第1章 進む
余りの高速なその触手の動きに、シンタは空中に飛び上がる際に足をつかまれたが、そこは兄妹だ。アカネが、
「お兄い!危ないっ!」
そのサーベルをやはり刀のように使い、切り離すとシンタは、今までの限界を遥かに超えて高く空中に飛び上がったのだ。
「おうっ!今までの俺の記録を破ったぜ。倍以上は高く飛べたぜ」
「何の記録っ!うわああ・・あたいの方に今度は、バクダンが超きもい手を伸ばして来た、えいっ!」
アカネは元々動きが速いが、それは、今まで自分がやはり経験した事の無い動きでその触手を問題にしなかった。
「あれ・・あたいも移動速度が速くなった見たいだよん。これは、自己記録更新だね、うん」
「おいおい・・お前も真似っちだな・・でも、良し良し・・俺は、前回のようにこいつに捕まるような事は無さそうだし、アカネもそうみたいだな。お前の走る速さは、今までの倍速だ。その速さを超える怪物には、今までには出くわしていないぞ。さあて・・どう料理するかだな。俺がソードで叩いて見るとするか」
シンタはソードでバシン、バシンとそのバクダンの体を、連打して叩くのだった。これは再生する事は無い。だって本体はそのままなのだから・・アカネは、じっとそれを見ていた。

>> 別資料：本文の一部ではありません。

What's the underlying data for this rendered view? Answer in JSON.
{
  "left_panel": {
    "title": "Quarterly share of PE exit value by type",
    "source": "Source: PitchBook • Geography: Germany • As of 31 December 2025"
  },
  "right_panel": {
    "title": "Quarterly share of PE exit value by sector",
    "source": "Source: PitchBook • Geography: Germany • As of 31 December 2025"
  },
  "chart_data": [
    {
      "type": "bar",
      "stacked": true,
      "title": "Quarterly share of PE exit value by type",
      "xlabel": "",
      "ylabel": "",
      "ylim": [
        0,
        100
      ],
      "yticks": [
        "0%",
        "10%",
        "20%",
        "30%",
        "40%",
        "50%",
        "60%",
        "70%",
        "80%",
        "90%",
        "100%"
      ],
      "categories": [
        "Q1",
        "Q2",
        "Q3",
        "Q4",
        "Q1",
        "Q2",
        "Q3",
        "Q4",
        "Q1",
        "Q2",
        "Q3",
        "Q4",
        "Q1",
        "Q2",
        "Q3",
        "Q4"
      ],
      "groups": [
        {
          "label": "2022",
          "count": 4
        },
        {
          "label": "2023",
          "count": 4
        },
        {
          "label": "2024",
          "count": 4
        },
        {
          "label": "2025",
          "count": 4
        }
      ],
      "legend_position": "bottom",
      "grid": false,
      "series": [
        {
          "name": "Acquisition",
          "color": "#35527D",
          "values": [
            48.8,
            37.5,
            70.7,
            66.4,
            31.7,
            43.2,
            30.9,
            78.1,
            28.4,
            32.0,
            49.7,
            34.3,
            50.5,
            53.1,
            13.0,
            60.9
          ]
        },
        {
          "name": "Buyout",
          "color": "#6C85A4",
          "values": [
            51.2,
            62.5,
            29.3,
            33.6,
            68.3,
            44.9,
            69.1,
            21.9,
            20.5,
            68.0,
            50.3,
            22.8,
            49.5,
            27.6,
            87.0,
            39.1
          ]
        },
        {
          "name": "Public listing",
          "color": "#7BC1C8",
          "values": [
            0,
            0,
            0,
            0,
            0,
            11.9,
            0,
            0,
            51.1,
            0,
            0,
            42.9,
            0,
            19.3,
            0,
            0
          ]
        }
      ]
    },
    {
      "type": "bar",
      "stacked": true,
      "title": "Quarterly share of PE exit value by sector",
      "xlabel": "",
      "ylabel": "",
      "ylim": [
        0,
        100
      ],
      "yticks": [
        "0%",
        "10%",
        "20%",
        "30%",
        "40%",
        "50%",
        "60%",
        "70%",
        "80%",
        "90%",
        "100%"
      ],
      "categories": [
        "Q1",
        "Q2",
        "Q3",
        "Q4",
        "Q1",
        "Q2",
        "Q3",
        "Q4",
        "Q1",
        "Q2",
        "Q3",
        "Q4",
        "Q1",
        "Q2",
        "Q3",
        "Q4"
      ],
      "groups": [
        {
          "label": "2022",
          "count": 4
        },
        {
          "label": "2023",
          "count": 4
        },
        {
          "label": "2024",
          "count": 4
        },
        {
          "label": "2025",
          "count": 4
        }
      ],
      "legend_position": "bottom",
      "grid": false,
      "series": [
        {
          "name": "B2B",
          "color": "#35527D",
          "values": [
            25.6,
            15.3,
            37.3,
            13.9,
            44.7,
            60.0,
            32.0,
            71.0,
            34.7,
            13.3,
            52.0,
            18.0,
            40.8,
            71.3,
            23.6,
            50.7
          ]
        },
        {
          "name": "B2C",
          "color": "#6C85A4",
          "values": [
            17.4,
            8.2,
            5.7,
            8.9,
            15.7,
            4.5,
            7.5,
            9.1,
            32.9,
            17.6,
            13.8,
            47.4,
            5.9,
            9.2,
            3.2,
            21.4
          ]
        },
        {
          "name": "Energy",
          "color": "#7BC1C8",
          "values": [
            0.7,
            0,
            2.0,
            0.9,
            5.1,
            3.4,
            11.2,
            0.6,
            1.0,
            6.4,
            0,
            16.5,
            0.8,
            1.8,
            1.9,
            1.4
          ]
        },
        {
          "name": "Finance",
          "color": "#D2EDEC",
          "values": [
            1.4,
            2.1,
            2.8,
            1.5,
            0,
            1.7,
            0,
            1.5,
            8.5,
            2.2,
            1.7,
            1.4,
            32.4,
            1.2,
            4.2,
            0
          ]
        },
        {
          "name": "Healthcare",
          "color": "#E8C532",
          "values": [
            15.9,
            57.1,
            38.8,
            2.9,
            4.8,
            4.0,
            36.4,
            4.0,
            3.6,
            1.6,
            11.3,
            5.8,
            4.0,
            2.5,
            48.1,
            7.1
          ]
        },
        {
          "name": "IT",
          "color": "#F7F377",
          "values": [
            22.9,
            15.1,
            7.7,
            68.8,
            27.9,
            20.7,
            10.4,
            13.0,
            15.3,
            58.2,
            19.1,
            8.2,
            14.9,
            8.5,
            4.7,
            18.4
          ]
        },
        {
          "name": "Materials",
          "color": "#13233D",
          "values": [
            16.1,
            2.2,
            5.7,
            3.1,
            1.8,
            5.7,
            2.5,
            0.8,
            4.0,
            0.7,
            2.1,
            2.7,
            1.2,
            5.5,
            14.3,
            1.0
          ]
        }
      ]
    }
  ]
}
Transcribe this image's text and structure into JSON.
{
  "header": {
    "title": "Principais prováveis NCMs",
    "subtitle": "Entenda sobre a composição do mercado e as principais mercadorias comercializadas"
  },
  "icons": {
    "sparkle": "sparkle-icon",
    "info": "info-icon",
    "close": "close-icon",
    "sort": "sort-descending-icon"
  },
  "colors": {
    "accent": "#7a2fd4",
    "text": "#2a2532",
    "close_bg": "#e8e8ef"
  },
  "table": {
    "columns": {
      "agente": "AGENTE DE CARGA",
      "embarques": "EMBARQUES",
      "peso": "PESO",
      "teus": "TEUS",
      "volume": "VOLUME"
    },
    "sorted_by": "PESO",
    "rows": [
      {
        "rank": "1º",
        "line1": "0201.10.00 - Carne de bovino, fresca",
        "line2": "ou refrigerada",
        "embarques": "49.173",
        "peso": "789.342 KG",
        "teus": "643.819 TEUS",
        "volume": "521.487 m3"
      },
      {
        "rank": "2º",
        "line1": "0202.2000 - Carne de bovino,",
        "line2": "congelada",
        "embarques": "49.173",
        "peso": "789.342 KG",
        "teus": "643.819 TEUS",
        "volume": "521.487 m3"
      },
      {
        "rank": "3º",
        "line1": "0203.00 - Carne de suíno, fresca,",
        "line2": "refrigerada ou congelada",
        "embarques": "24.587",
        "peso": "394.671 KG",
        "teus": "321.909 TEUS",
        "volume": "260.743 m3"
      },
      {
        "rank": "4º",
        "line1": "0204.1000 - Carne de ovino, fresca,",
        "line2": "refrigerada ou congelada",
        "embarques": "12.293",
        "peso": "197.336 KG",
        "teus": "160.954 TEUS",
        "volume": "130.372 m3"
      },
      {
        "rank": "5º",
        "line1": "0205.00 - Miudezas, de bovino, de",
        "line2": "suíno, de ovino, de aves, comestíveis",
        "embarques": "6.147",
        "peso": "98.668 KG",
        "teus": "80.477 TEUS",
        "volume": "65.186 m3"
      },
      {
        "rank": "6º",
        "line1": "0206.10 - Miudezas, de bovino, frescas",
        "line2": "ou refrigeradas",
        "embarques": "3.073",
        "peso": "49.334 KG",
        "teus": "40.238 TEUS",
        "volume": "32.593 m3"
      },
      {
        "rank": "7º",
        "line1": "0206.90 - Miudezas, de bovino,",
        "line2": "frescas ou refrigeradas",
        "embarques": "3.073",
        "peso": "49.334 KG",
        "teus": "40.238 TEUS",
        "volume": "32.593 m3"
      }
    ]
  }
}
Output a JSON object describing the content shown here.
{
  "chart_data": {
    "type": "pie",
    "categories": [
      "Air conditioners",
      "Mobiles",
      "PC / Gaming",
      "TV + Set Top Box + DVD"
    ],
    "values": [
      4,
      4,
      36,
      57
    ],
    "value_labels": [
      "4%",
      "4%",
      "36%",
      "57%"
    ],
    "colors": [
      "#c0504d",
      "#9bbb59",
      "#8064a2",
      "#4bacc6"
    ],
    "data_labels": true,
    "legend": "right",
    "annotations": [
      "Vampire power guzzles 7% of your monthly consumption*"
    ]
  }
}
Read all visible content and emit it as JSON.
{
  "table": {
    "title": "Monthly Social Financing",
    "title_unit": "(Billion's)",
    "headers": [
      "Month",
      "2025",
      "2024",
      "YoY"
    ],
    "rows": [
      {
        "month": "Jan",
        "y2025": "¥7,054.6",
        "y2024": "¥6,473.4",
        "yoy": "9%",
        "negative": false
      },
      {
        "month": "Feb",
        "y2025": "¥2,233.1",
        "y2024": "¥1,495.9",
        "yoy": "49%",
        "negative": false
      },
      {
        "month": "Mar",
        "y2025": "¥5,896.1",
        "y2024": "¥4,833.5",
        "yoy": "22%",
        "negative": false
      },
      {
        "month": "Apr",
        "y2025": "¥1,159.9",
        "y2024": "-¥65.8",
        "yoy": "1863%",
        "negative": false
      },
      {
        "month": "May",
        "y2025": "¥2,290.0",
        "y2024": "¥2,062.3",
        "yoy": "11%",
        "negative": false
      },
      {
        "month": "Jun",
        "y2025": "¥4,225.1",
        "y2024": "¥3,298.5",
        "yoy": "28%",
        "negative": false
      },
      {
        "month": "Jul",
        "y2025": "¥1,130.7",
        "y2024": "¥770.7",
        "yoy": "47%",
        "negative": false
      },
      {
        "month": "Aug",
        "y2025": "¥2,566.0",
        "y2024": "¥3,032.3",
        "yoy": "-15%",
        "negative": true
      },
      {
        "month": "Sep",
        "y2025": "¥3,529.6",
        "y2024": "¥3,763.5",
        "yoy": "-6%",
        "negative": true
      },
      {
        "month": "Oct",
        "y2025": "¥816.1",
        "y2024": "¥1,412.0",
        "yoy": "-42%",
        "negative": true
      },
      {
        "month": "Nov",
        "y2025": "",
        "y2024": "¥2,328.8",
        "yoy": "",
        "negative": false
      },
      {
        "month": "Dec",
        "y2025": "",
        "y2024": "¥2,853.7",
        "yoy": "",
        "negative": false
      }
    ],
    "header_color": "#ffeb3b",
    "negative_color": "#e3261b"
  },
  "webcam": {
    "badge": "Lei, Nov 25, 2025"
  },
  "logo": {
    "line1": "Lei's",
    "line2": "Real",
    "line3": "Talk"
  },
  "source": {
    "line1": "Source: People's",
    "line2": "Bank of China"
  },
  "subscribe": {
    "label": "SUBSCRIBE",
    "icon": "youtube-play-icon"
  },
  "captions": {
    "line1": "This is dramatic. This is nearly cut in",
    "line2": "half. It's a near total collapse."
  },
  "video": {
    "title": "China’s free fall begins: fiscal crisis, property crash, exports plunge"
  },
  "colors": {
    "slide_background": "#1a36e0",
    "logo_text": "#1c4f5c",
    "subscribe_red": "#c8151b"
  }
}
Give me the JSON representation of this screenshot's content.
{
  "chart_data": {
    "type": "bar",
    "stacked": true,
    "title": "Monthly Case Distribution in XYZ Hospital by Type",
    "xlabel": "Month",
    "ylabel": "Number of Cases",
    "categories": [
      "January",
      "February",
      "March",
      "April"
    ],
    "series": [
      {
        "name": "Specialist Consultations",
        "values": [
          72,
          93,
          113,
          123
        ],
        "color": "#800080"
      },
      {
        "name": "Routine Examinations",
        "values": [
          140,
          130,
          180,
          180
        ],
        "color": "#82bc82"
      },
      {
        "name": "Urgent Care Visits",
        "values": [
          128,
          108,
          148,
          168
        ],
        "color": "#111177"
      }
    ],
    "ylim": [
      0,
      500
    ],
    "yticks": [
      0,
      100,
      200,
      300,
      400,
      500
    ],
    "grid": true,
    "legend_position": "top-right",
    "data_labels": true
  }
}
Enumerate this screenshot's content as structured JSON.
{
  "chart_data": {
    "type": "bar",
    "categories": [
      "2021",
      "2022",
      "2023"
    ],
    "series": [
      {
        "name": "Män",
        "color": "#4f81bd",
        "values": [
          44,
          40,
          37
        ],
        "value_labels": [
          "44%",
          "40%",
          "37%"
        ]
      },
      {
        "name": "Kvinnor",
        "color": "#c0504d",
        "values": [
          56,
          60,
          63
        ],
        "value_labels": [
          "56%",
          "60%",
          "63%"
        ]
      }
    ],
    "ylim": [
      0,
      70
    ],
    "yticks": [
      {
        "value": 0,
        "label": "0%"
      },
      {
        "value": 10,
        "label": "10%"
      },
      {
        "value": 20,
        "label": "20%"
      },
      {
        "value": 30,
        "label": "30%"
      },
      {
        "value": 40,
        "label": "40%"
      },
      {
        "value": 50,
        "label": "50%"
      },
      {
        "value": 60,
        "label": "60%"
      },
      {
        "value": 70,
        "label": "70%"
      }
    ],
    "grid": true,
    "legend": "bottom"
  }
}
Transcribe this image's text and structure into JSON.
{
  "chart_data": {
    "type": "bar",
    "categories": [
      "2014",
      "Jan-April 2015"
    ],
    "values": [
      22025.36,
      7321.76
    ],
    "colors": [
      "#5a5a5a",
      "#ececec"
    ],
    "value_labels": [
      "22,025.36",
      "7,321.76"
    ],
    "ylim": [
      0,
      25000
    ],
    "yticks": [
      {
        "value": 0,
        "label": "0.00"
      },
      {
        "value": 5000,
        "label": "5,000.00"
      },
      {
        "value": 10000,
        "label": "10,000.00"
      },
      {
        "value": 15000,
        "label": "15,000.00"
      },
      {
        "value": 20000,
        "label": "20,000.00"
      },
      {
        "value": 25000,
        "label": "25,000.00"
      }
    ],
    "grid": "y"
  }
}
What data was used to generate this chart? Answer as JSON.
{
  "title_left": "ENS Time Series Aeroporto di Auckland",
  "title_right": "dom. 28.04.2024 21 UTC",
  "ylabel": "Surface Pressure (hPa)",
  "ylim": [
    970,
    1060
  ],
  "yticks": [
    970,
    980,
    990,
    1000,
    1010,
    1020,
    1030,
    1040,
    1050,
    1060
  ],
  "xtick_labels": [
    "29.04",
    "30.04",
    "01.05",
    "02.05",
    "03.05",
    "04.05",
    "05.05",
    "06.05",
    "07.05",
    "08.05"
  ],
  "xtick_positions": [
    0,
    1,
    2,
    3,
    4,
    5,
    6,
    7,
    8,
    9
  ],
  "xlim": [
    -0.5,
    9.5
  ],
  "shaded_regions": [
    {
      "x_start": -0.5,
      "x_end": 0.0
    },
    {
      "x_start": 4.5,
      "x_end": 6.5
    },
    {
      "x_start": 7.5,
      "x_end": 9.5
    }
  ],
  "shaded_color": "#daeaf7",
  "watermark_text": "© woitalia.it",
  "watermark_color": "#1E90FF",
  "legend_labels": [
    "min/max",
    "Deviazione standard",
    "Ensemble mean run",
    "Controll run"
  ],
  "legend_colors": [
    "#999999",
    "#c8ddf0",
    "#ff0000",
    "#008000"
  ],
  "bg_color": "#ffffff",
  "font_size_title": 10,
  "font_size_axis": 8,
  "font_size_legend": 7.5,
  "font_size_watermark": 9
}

「ん?こいつ、お兄い、何か美味そうだよ。いい匂いがして来た」
「お・・そうか、俺も何か匂って来たよ。こいつは、姿はぶさいくで凶悪そうだけど、美味しいのかも。じゃあ、俺達が闘う意味があるよな?」
「うん!めっちゃあるよ、お兄い・・あたい考えていたんだけど、その今のシバキって言うの、その攻撃を続けていてね、こいつは触手以外にそんなに動きは早く無さそうだよね。食われても、死なないのなら、やって見るよ、ミミッチのように、バーナーモードでさ」
「お・・その手があったか・・アカネ、頼むぞ」
「ぐ・ぐおおおおお」
バクダンは、叫び声をあげる。余りにもシンタのシバキモードが強烈で、それもそこで動きを止められたからだ。体が何か分らないが、赤黒く染まって行く。